The House Select Committee panel chairman Bennie G. Thompson was the one who revealed the individual's position regarding the issue. Thomas' false assertion, which comes nearly two years after Joe Biden's victory, was in a five-hour closed-door interview with the panel.
Ginni Thomas Testimony
The conservative activist drew the attention of the panel after investigators were able to obtain emails shared between her and lawyer John Eastman. The latter had advocated a fringe legal theory that Vice President Mike Pence could block the congressional certification of Biden's electoral college win.
Thomas also repeatedly pressed White House Chief of Staff Mark Meadows to find other ways to overturn the 2020 election, based on messages that were sent to the latter a few weeks after the vote results came out, as per the Washington Post.
The conversations between the two represent an extraordinary pipeline between Thomas and one of former President Donald Trump's top aides as the latter and his allies were trying to take their efforts all the way to the United States Supreme Court.
The House Select Committee's members said that they may use clips from her appearance, if they are warranted, in a future hearing. However, lawmakers have not yet scheduled their next hearing in the case.

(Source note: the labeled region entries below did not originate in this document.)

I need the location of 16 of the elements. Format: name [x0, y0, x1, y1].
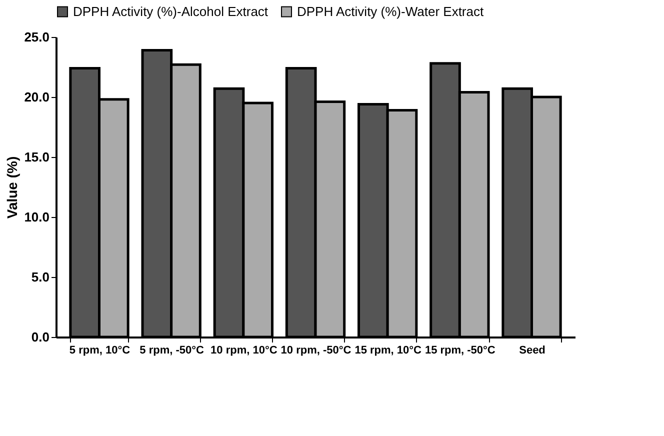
x-tick-label: 10 rpm, 10°C [210, 344, 278, 356]
y-tick-label: 5.0 [31, 270, 50, 284]
legend-label: DPPH Activity (%)-Alcohol Extract [73, 4, 268, 19]
y-tick-label: 20.0 [24, 90, 50, 104]
y-tick-label: 0.0 [31, 330, 50, 344]
x-tick-label: 10 rpm, -50°C [280, 344, 352, 356]
x-tick-label: 15 rpm, -50°C [424, 344, 496, 356]
y-tick-label: 25.0 [24, 30, 50, 44]
x-tick-label: 5 rpm, -50°C [140, 344, 204, 356]
x-tick-label: 5 rpm, 10°C [69, 344, 130, 356]
x-tick-label: Seed [519, 344, 546, 356]
y-tick-label: 10.0 [24, 210, 50, 224]
y-axis-title: Value (%) [4, 156, 20, 219]
x-tick-label: 15 rpm, 10°C [354, 344, 422, 356]
legend-label: DPPH Activity (%)-Water Extract [297, 4, 484, 19]
y-tick-label: 15.0 [24, 150, 50, 164]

According to USA Today, the interview was set because the committee wanted to talk to Ginni about her advocacy for challenging the results of the 2020 elections. Her lawyer, Mark Paoletta, said in a statement that Ginni simply answered the committee's questions, voiced her concerns about the election fraud, and condemned the violence on Jan. 6, 2021.
Reasserting False Claims of Election Fraud
Paoletta said that as Ginni said before, she had significant concerns about fraud and irregularities in the 2020 election. The lawyer added that Ginni played no role, beyond those concerns, in any events after the results of the vote.
However, there have been numerous public officials at federal and state levels that investigated election results and found no evidence of widespread fraud. These investigating individuals include former Attorney General William Barr and former acting deputy attorney general, Richard Donoghue.
The latter also told the House Select Committee that the whole thing was "very, very murky at best, and the video was absurd," referring to Trump providing an "arsenal of allegations." This includes a baseless claim about Italian satellites altering votes in the 2020 elections.
In a statement, Ginni said that she did not discuss her post-election activities with her husband. She added that the couple had an "ironclad rule" that she and her husband never speak about cases pending before the Supreme Court.
The interview ended months of negotiations between the House Select Committee and Thomas over her testimony. The panel's investigators had grown particularly interested in the individual's communication with Eastman as the latter was in close contact with Trump and allegedly wrote a memo that Democrats and anti-Trump GOP members likened to a blueprint for a coup, the New York Times reported.